On May 26, 2017, Cool Technologies signed a Strategic Alliance Agreement with Veteran Technology Group (Vet Tech), creators of artificial intelligence software and services. Under the agreement, we will package Vet Tech software with our MG systems where applicable.

First a bit of background: Artificial Intelligence enables machines to sense, comprehend, act and learn.

So?

With its self-learning capabilities, AI becomes an ever progressing, ever refining, ever enhancing feedback loop. It gains years of experience in weeks of operation, improves productivity and lowers costs. Unlike traditional assets that depreciate over time, AI assets increase in value. Perhaps best of all, the fact that AI can learn and adapt means that more benefits and applications for Cool Tech’s patents may be uncovered.

The Benefits of Vet Tech’s AI

Vet Tech software leverages operations research and machine learning to rapidly and effectively diagnose problems in vehicles or other equipment.

Machine learning enables computers to make decisions based on sample data by extracting and codifying system expertise. For instance, to create predictive tools, the AI analyzes massive amounts of data on a vehicle including specs, operation, troubleshooting and repairs. The machine learning algorithms search for patterns and build their own rules and guidelines. Then they continually test their diagnosis using unexamined data, new problems input and the results obtained.

So, when inexperienced operators access the software, they receive expert guidance on how to diagnose and resolve problems without consulting a manual or calling in to the shop.

To enhance productivity even more, the software tracks the actions the operator makes during the repair. It notes what works, what didn’t and the time spent. By comparing the time spent with repairs of similar problems, it learns which repairs were the fastest and most efficient and applies those next time.

Equally, as problems arise, it reviews the conditions that led up to the problems to further improve its abilities at predicting breakdowns, anticipating maintenance and even parts replacement.

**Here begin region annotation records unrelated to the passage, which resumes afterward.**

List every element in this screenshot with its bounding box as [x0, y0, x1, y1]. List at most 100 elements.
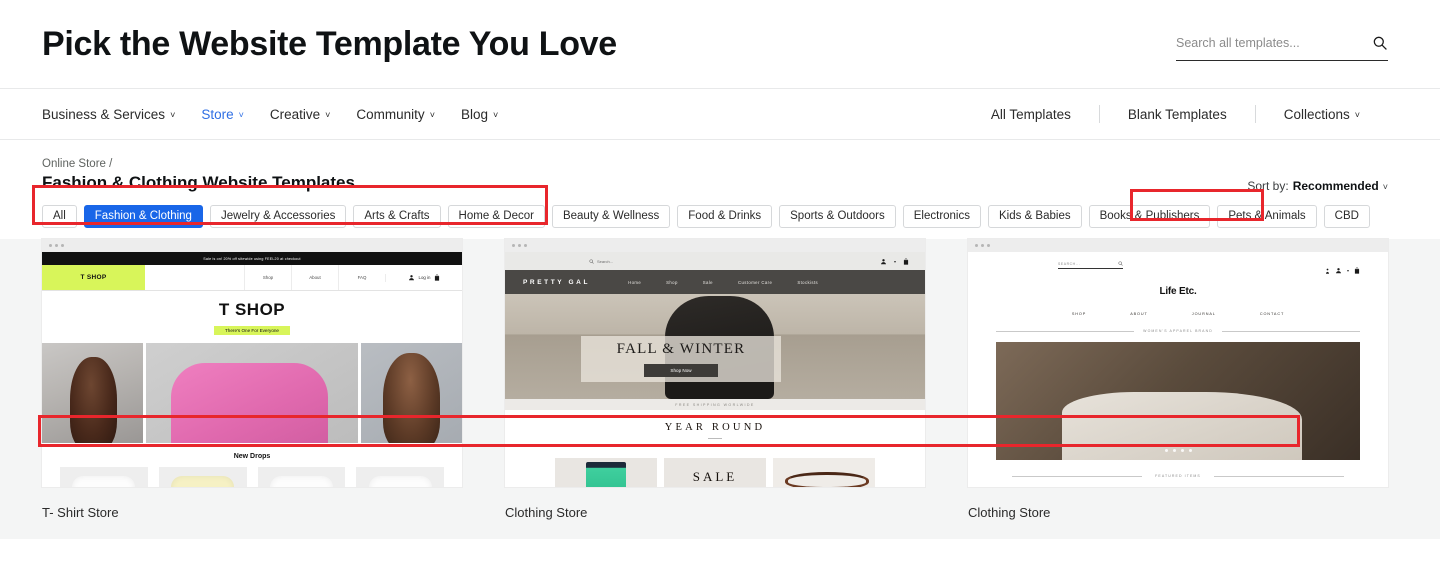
- page-header: Pick the Website Template You Love: [0, 0, 1440, 88]
- chrome-dot: [518, 244, 521, 247]
- search-icon: [1325, 261, 1330, 279]
- search-box[interactable]: [1176, 27, 1388, 61]
- template-thumbnail-tshirt-store[interactable]: Sale is on! 20% off sitewide using FEEL2…: [42, 239, 462, 487]
- browser-chrome-bar: [968, 239, 1388, 252]
- preview-nav-link: Sale: [702, 279, 713, 285]
- chip-all[interactable]: All: [42, 205, 77, 228]
- nav-item-creative[interactable]: Creative ˅: [270, 107, 331, 122]
- category-filter-bar: All Fashion & Clothing Jewelry & Accesso…: [0, 193, 1440, 447]
- chevron-down-icon: ˅: [429, 109, 435, 120]
- preview-nav-link: ABOUT: [1130, 312, 1148, 316]
- nav-label: Blank Templates: [1127, 106, 1227, 122]
- chrome-dot: [981, 244, 984, 247]
- preview-shop-now-button: Shop Now: [644, 364, 718, 377]
- page-title: Pick the Website Template You Love: [42, 25, 617, 63]
- template-thumbnail-life-etc[interactable]: SEARCH... ▾ Life Etc. SHOP ABOUT JOURNAL…: [968, 239, 1388, 487]
- template-name[interactable]: Clothing Store: [505, 505, 925, 520]
- preview-shipping-bar: FREE SHIPPING WORLWIDE: [505, 399, 925, 410]
- preview-nav-link: JOURNAL: [1191, 312, 1216, 316]
- template-card[interactable]: SEARCH... ▾ Life Etc. SHOP ABOUT JOURNAL…: [968, 239, 1388, 539]
- nav-item-blog[interactable]: Blog ˅: [461, 107, 498, 122]
- template-grid: Sale is on! 20% off sitewide using FEEL2…: [0, 239, 1440, 539]
- browser-chrome-bar: [42, 239, 462, 252]
- search-input[interactable]: [1176, 35, 1346, 50]
- chip-home-decor[interactable]: Home & Decor: [447, 205, 545, 228]
- preview-utility-bar: Search... ▾: [505, 252, 925, 270]
- preview-product: [257, 467, 346, 487]
- nav-label: Community: [356, 106, 425, 122]
- chip-sports-outdoors[interactable]: Sports & Outdoors: [779, 205, 896, 228]
- preview-section: YEAR ROUND Must Have Items: [505, 410, 925, 448]
- preview-section-heading: YEAR ROUND: [664, 422, 766, 433]
- chip-arts-crafts[interactable]: Arts & Crafts: [353, 205, 441, 228]
- preview-search: Search...: [589, 259, 613, 264]
- preview-featured-row: FEATURED ITEMS: [996, 474, 1360, 478]
- divider: [1012, 475, 1143, 477]
- preview-product-row: [42, 467, 462, 487]
- preview-search: SEARCH...: [1058, 261, 1123, 269]
- preview-hero-heading: FALL & WINTER: [616, 341, 746, 357]
- breadcrumb-parent[interactable]: Online Store /: [42, 158, 1247, 170]
- cart-icon: [903, 252, 909, 270]
- chrome-dot: [524, 244, 527, 247]
- nav-label: Business & Services: [42, 106, 166, 122]
- chevron-down-icon: ▾: [1346, 267, 1349, 273]
- preview-nav-link: Shop: [244, 265, 291, 290]
- nav-item-blank-templates[interactable]: Blank Templates: [1100, 107, 1255, 122]
- preview-icon-group: ▾: [880, 252, 909, 270]
- preview-hero: T SHOP There's One For Everyone: [42, 291, 462, 343]
- chip-food-drinks[interactable]: Food & Drinks: [677, 205, 773, 228]
- preview-icon-group: ▾: [1325, 261, 1360, 279]
- nav-item-collections[interactable]: Collections ˅: [1256, 107, 1388, 122]
- nav-item-all-templates[interactable]: All Templates: [963, 107, 1099, 122]
- preview-body: SEARCH... ▾ Life Etc. SHOP ABOUT JOURNAL…: [968, 252, 1388, 487]
- preview-logo: T SHOP: [42, 265, 145, 290]
- search-icon[interactable]: [1372, 35, 1388, 51]
- preview-nav-links: SHOP ABOUT JOURNAL CONTACT: [996, 312, 1360, 316]
- login-label: Log in: [418, 275, 431, 280]
- cart-icon: [1354, 261, 1360, 279]
- preview-slider-dots: [996, 449, 1360, 452]
- template-name[interactable]: T- Shirt Store: [42, 505, 462, 520]
- chip-kids-babies[interactable]: Kids & Babies: [988, 205, 1082, 228]
- chip-electronics[interactable]: Electronics: [902, 205, 981, 228]
- preview-tagline: WOMEN'S APPAREL BRAND: [1143, 329, 1213, 333]
- preview-navbar: PRETTY GAL Home Shop Sale Customer Care …: [505, 270, 925, 294]
- preview-nav-link: Shop: [666, 279, 678, 285]
- template-name[interactable]: Clothing Store: [968, 505, 1388, 520]
- preview-hero-tagline: There's One For Everyone: [214, 325, 290, 335]
- preview-image-row: [42, 343, 462, 443]
- preview-nav-link: Customer Care: [737, 279, 773, 285]
- preview-photo-model-man: [361, 343, 462, 443]
- sort-by-label: Sort by:: [1247, 179, 1289, 193]
- chip-fashion-clothing[interactable]: Fashion & Clothing: [83, 205, 203, 228]
- chip-pets-animals[interactable]: Pets & Animals: [1217, 205, 1317, 228]
- preview-logo: Life Etc.: [1159, 286, 1197, 297]
- preview-top-row: SEARCH... ▾: [996, 261, 1360, 279]
- preview-hero-photo: [996, 342, 1360, 460]
- chip-beauty-wellness[interactable]: Beauty & Wellness: [551, 205, 671, 228]
- main-navigation: Business & Services ˅ Store ˅ Creative ˅…: [0, 88, 1440, 225]
- chrome-dot: [49, 244, 52, 247]
- chrome-dot: [987, 244, 990, 247]
- template-card[interactable]: Search... ▾ PRETTY GAL Home Shop Sale Cu…: [505, 239, 925, 539]
- preview-product-glasses: [773, 458, 875, 487]
- template-card[interactable]: Sale is on! 20% off sitewide using FEEL2…: [42, 239, 462, 539]
- template-thumbnail-pretty-gal[interactable]: Search... ▾ PRETTY GAL Home Shop Sale Cu…: [505, 239, 925, 487]
- nav-item-business-services[interactable]: Business & Services ˅: [42, 107, 175, 122]
- nav-item-store[interactable]: Store ˅: [201, 107, 244, 122]
- preview-nav-link: Stockists: [797, 279, 819, 285]
- chip-jewelry-accessories[interactable]: Jewelry & Accessories: [209, 205, 347, 228]
- nav-label: Creative: [269, 106, 321, 122]
- preview-product: [356, 467, 444, 487]
- chevron-down-icon: ˅: [170, 109, 176, 120]
- preview-section-heading: New Drops: [42, 443, 462, 467]
- preview-product-sale: SALE: [664, 458, 766, 487]
- breadcrumb: Online Store / Fashion & Clothing Websit…: [42, 158, 1247, 193]
- slider-dot: [1180, 449, 1184, 452]
- chevron-down-icon: ˅: [238, 109, 244, 120]
- chip-books-publishers[interactable]: Books & Publishers: [1088, 205, 1211, 228]
- chip-cbd[interactable]: CBD: [1323, 205, 1370, 228]
- nav-item-community[interactable]: Community ˅: [356, 107, 435, 122]
- sort-by-dropdown[interactable]: Sort by: Recommended ˅: [1247, 179, 1388, 193]
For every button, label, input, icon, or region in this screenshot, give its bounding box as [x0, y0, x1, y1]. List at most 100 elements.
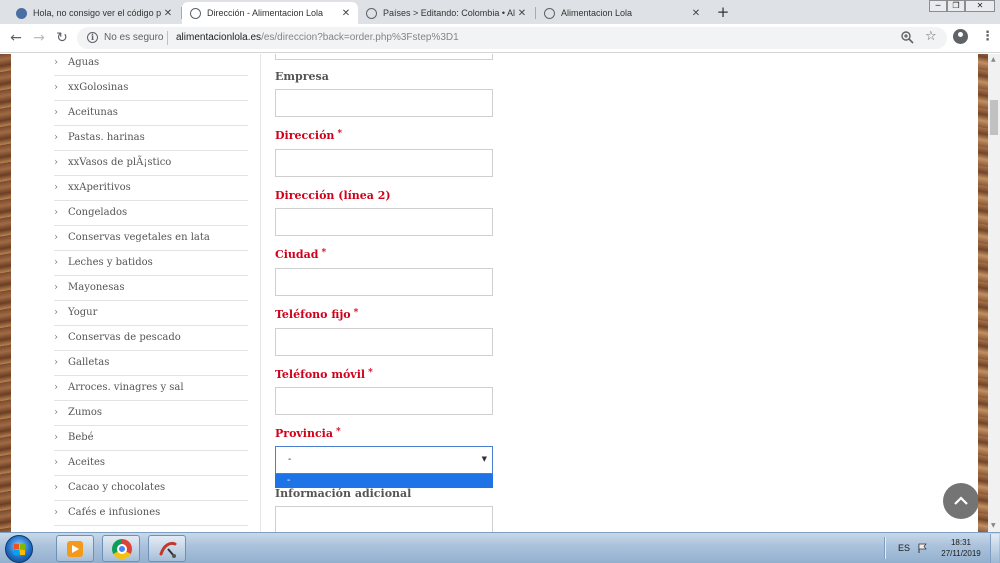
- provincia-selected-value: -: [288, 454, 292, 465]
- scrollbar-thumb[interactable]: [990, 100, 998, 135]
- chevron-right-icon: ›: [54, 357, 58, 368]
- telefono-movil-input[interactable]: [275, 387, 493, 415]
- close-icon[interactable]: ✕: [340, 8, 352, 19]
- web-page: › Aguas › xxGolosinas › Aceitunas › Pastas. …: [0, 54, 1000, 532]
- category-label: Mayonesas: [68, 282, 125, 293]
- required-mark: *: [335, 427, 341, 437]
- tab-title: Alimentacion Lola: [561, 8, 633, 18]
- tab-alimentacion-lola[interactable]: Alimentacion Lola ✕: [536, 2, 708, 24]
- close-icon[interactable]: ✕: [516, 8, 528, 19]
- language-indicator[interactable]: ES: [898, 543, 910, 553]
- column-divider: [260, 54, 261, 532]
- category-link[interactable]: › Aceites: [54, 451, 248, 476]
- category-label: xxAperitivos: [68, 182, 131, 193]
- background-texture: [978, 54, 988, 532]
- tab-title: Hola, no consigo ver el código p: [33, 8, 162, 18]
- taskbar-chrome[interactable]: [102, 535, 140, 562]
- bookmark-star-icon[interactable]: ☆: [925, 30, 939, 44]
- chevron-right-icon: ›: [54, 257, 58, 268]
- url-separator: [167, 31, 168, 45]
- category-label: Aceites: [68, 457, 106, 468]
- category-link[interactable]: › Congelados: [54, 201, 248, 226]
- address-bar[interactable]: i No es seguro alimentacionlola.es/es/di…: [77, 27, 947, 49]
- previous-field-input[interactable]: [275, 54, 493, 60]
- telefono-movil-label: Teléfono móvil *: [275, 368, 373, 381]
- category-link[interactable]: › Mayonesas: [54, 276, 248, 301]
- browser-tab-strip: Hola, no consigo ver el código p ✕ Direc…: [0, 0, 1000, 24]
- start-button[interactable]: [5, 535, 33, 563]
- direccion2-input[interactable]: [275, 208, 493, 236]
- required-mark: *: [368, 368, 373, 378]
- taskbar-media-player[interactable]: [56, 535, 94, 562]
- maximize-button[interactable]: ❐: [947, 0, 965, 12]
- url-text[interactable]: alimentacionlola.es/es/direccion?back=or…: [176, 32, 459, 43]
- category-link[interactable]: › xxVasos de plÃ¡stico: [54, 151, 248, 176]
- required-mark: *: [321, 248, 327, 258]
- scroll-down-arrow-icon[interactable]: ▼: [991, 522, 996, 529]
- tab-forum[interactable]: Hola, no consigo ver el código p ✕: [8, 2, 180, 24]
- telefono-fijo-input[interactable]: [275, 328, 493, 356]
- chevron-right-icon: ›: [54, 282, 58, 293]
- new-tab-button[interactable]: +: [713, 3, 733, 21]
- category-link[interactable]: › Conservas de pescado: [54, 326, 248, 351]
- more-menu-icon[interactable]: ⋮: [981, 28, 994, 46]
- category-label: xxGolosinas: [68, 82, 129, 93]
- tab-paises[interactable]: Países > Editando: Colombia • Al ✕: [358, 2, 534, 24]
- category-label: Aguas: [68, 57, 100, 68]
- chevron-right-icon: ›: [54, 382, 58, 393]
- forward-arrow-icon[interactable]: →: [31, 30, 47, 46]
- zoom-icon[interactable]: [901, 31, 915, 45]
- back-arrow-icon[interactable]: ←: [8, 30, 24, 46]
- profile-avatar-icon[interactable]: [953, 29, 968, 44]
- page-scrollbar[interactable]: ▲ ▼: [988, 54, 1000, 532]
- category-link[interactable]: › Zumos: [54, 401, 248, 426]
- globe-icon: [190, 7, 201, 19]
- direccion-input[interactable]: [275, 149, 493, 177]
- telefono-fijo-label: Teléfono fijo *: [275, 308, 359, 321]
- close-icon[interactable]: ✕: [162, 8, 174, 19]
- empresa-input[interactable]: [275, 89, 493, 117]
- clock[interactable]: 18:31 27/11/2019: [936, 537, 986, 559]
- chevron-right-icon: ›: [54, 132, 58, 143]
- taskbar-paint[interactable]: [148, 535, 186, 562]
- category-label: xxVasos de plÃ¡stico: [68, 157, 172, 168]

The more points monitored, the more data received, the faster and better the system becomes. And the sooner it’s engaged, the more the benefits compound.

The benefits for CoolTech:

  • Faster problem resolution which reduces time spent on troubleshooting and increases productivity
  • Dependable fault detection which decreases repair and replacement costs
  • Remote data gathering through telematics combined with analytics may reveal faulty service processes and components.

The benefits for our customers:

  • Increased employee availability as problems are fixed faster
  • Times savings as problems are fixed remotely without dispatching a repairman or bringing the vehicle into the shop
  • Cost reductions as fewer spare parts are used and fewer service dispatches are needed
  • Reduction in training time for new staff
  • Improved knowledge sharing raises skill level of operators and maintenance personnel

This is just the beginning. There are a couple of new developments on the horizon which should magnify the AI’s benefits for CoolTech even more.

AI Is Learning to Write Code and to Build Its Own, More Intelligent AI

Researchers at Microsoft and the University of Cambridge have created a machine learning system that can write its own code. This could enable non-coders to simply describe an idea for a program and let the system build it.

The system creates new programs by piecing together lines of code taken from existing software – just like a programmer — except AI can search much faster and more thoroughly than a human coder. It scours vast databases of source code and sorts the fragments according by their probable usefulness.

Older systems take minutes to experiment with different combinations of code before piecing together a functional program. The Microsoft system created working programs in fractions of a second. And because it learns which combinations of code work and which don’t, it improves every time it faces a new problem.

Google’s new approach to machine learning relies on neural networks that mimic the way the brain learns. It enables AI technology to create new networks that are more powerful, efficient, and easy to use. The company expects this to inspire new types of networks to handle new types of computing and within five years to make it possible for non-experts to create neural nets tailored to their particular needs.

So, customized computer programs and customized AI are on the horizon.

Embracing AI can be a powerful competitive advantage

Consider the Internet of Things a precursor to the seamless integration of intelligent systems. Currently, it enables physical devices to connect and communicate with digital systems. The telematics incorporated in the MG system is a good example. Now add AI with its ability to learn, adapt and evolve over time. Billions of data points can get incorporated in a database, sorted, analyzed and used to eliminate faults, refine processes, improve outcomes and create new methods of achieving a desired goal.

That portends a consistently rising rate of return. And not just on the conceptual or application ends, but on production as well. AI can be used for rapid prototyping or resource allocation to reduce time-to-market. For instance, Autodesk’s new computer-aided design system draws on the power of the cloud to create thousands of virtual prototypes and compare their function, cost and material against specified criteria. According an article by Accenture, Berg Health used AI to halve the development cost of a single drug from $2.6 billion to $1.3 billion.

Imagine the potential when you have patents already in place — a foundation for AI to analyze and build from. Patents that address a problem common to electronics, processes involving friction or all moving machines: heat. We firmly believe that AI will lead to the faster and fuller realization of the applications for our technology in the marketplace.

Cool Technologies currently has seven patents and another seven pending or applied for.